Coming on the eve of a controversial speech by Tom Sackville, the junior health minister, about the need to curb the rising numbers of illegitimate births, his remarks are likely to upset some Labour supporters, hostile to any criticism of single mothers. He told the Independent: 'We need to transform the housing service so we have more appropriate housing, readily available, and a housing waiting list structure that positively rewards those who have tried their best to take responsibility and have some order in their lives . . . a stable relationship prior to having children. We need to encourage them rather than punish other people. They need to know it's worth waiting.' His remarks are part of an effort by Labour leaders to redefine socialism by reclaiming the initiative from the Tories on policies on the family, which they believe Labour voters are waiting to hear.

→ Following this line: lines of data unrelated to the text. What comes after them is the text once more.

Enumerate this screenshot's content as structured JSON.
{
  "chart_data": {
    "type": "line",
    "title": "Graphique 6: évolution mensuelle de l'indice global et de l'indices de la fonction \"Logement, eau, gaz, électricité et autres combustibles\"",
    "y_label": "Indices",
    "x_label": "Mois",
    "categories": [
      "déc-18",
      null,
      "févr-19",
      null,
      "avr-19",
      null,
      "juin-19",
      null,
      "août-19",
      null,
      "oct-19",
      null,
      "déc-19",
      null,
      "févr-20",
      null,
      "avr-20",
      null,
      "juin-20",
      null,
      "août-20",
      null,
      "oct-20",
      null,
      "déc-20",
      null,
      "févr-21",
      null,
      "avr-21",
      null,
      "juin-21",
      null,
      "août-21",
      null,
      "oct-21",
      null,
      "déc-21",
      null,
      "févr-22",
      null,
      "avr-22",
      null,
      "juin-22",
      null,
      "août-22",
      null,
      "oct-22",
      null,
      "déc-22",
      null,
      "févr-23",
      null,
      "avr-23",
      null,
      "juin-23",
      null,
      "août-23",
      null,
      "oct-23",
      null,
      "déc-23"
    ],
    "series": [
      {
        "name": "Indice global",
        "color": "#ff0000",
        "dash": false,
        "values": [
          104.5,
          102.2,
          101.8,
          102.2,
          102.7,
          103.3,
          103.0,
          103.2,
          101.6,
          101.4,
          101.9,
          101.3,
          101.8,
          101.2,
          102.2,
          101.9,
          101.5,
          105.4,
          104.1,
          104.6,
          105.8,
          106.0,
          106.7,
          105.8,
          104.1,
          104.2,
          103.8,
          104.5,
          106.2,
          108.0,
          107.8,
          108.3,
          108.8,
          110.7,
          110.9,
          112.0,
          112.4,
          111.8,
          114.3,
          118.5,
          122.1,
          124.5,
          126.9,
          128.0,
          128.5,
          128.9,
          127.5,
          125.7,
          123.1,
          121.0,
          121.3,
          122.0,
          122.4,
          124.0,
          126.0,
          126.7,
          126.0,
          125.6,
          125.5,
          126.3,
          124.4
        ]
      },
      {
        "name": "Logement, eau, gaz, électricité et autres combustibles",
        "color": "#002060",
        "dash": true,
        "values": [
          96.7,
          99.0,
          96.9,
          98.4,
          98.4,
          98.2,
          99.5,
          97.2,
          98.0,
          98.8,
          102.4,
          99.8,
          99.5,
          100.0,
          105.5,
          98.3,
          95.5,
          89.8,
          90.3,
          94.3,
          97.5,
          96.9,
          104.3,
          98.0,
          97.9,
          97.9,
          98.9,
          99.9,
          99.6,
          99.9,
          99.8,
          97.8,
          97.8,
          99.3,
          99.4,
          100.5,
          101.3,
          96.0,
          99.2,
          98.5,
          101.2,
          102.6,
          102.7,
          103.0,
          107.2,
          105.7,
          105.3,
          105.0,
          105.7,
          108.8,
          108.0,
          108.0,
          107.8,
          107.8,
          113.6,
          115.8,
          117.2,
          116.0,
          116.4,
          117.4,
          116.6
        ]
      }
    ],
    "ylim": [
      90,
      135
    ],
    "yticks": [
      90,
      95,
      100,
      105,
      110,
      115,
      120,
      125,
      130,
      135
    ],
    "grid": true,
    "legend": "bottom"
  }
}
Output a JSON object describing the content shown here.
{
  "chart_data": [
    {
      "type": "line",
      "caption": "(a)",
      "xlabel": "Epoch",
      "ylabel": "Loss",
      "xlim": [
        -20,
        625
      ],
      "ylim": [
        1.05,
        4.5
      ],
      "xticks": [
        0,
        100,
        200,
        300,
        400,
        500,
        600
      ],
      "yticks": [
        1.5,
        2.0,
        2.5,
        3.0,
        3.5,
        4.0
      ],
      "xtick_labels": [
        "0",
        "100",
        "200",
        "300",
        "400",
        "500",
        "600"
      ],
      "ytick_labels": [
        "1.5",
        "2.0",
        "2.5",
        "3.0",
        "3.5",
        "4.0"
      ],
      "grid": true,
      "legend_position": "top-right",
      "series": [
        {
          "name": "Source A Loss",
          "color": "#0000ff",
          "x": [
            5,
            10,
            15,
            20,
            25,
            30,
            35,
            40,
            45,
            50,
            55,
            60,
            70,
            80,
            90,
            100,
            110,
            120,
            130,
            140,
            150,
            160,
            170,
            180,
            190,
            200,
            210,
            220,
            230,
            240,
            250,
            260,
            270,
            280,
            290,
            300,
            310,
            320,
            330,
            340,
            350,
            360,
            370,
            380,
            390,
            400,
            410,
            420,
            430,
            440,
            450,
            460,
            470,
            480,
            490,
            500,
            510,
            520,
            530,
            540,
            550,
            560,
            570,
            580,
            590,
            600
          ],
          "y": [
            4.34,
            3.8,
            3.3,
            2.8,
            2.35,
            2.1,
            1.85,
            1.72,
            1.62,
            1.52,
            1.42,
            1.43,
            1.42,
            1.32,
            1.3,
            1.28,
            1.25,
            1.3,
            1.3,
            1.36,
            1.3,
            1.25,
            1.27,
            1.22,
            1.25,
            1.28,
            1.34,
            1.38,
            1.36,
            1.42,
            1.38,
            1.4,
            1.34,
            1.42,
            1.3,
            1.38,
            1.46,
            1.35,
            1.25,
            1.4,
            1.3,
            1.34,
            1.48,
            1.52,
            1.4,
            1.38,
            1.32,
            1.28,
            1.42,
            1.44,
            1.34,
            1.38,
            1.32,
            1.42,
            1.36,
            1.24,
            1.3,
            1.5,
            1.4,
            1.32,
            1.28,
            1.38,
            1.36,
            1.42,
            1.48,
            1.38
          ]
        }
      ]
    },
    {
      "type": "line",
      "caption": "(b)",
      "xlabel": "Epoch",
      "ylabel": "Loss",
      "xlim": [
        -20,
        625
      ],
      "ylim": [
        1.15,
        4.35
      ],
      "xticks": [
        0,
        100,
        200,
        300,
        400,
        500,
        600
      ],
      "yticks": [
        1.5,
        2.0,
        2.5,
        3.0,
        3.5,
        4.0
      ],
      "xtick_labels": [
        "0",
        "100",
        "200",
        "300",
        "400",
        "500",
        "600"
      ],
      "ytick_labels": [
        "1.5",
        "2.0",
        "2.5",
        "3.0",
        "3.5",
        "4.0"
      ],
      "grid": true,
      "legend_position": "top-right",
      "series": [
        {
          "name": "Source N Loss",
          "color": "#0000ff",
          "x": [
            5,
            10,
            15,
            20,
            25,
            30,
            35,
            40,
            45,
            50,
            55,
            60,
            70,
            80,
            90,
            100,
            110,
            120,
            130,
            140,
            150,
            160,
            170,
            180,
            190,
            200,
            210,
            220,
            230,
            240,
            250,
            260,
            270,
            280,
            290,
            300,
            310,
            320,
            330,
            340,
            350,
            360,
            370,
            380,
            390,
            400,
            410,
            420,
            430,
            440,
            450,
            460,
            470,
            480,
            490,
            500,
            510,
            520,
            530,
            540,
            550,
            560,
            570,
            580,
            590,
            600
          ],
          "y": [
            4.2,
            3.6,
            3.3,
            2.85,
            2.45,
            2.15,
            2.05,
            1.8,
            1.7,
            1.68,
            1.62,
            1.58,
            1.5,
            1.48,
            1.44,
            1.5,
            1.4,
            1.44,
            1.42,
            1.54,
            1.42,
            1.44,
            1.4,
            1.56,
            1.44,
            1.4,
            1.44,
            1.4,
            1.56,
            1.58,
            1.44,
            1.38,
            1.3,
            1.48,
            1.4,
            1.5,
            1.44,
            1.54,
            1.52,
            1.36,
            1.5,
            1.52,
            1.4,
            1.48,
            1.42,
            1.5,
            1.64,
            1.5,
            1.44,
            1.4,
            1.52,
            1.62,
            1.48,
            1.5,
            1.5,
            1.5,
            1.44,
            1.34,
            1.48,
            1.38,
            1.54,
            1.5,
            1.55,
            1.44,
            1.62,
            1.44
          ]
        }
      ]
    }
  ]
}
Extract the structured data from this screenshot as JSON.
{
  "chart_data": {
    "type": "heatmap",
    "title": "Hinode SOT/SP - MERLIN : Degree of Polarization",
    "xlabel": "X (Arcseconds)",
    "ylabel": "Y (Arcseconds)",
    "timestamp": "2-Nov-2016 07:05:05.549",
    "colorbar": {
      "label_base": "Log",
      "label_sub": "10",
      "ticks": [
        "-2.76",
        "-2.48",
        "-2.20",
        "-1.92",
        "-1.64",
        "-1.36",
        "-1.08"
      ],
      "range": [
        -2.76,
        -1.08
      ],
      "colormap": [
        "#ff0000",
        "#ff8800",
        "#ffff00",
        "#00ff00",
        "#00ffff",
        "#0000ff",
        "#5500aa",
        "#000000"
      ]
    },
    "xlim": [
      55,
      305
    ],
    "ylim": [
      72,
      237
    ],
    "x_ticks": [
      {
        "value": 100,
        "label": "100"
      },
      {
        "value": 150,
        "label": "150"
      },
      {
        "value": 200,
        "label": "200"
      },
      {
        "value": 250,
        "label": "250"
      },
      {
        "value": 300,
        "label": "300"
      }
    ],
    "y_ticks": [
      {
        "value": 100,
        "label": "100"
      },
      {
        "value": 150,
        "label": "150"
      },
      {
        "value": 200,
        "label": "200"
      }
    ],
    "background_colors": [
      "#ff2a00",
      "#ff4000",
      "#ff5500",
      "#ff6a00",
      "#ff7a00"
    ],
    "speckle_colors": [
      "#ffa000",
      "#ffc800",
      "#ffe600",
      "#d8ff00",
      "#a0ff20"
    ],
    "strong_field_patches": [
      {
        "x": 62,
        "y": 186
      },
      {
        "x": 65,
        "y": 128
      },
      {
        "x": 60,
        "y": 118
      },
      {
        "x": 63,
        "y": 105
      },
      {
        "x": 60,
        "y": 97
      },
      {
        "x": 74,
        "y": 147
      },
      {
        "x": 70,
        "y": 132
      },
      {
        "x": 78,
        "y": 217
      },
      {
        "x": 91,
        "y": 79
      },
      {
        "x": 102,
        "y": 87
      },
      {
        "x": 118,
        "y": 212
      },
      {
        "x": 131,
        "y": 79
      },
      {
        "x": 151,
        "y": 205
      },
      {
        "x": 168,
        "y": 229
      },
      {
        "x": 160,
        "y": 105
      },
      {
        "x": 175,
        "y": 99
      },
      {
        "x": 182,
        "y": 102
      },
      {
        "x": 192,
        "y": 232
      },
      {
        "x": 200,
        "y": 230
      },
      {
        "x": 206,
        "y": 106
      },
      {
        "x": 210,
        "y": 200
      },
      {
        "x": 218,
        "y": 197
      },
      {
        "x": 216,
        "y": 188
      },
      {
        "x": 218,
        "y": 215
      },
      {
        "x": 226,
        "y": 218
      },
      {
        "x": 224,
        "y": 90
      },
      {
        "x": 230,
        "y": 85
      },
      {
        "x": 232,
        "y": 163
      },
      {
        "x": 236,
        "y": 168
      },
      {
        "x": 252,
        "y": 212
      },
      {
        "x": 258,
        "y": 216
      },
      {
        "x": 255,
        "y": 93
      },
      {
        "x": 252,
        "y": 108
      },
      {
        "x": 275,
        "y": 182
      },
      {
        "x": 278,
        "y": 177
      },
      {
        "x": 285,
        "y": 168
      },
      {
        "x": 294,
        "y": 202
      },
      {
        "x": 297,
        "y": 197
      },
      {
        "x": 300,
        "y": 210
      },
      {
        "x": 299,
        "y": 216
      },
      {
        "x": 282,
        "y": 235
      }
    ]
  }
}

While carefully avoiding criticising single mothers, Mr Blunkett attacked the Government for hypocrisy, accusing health ministers of cutting family planning clinics and housing funds. The Labour MP for Sheffield Brightside said two areas in his constituency, Shirebrook and Parsons Cross, amounted to the biggest council estate in Europe, equivalent in size to Shrewsbury. 'People there are not fools. If you can't get a house by waiting on the list, you present the maximum number of reasons why you should receive priority. That is not encouraging people to accept responsibility in their own lives and society. What is worse - and this is crucial - is that we are reinforcing under- achievement and deprivation.

'That is why I am speaking not against single parents, and not to victimise them, but in favour of recognising that deep disadvantage is being reinforced, one generation to another, so that it is passed on.

'We see a woman in Bath with nine children and different fathers. What chance do those children have in circumstances of total instability?

'We have to be aware of what we do to each other. That to me is democratic socialism. We have to be aware that if we behave in an anti-social fashion, we undermine the very thing we are trying to sustain, a sense of community and neighbourliness.'

Peter Lilley, the Secretary of State for Social Security, supports placing single mothers in council hostels, rather than houses. John Gummer, the Secretary of State for the Environment, is reviewing the policy.

Charles Hendry, the Tory joint chairman of an all-party group on homelessness, last night wrote Mr Gummer opposing the idea of housing single mothers in hostels. He said they should be actively discouraged by changes in policy from leaving home.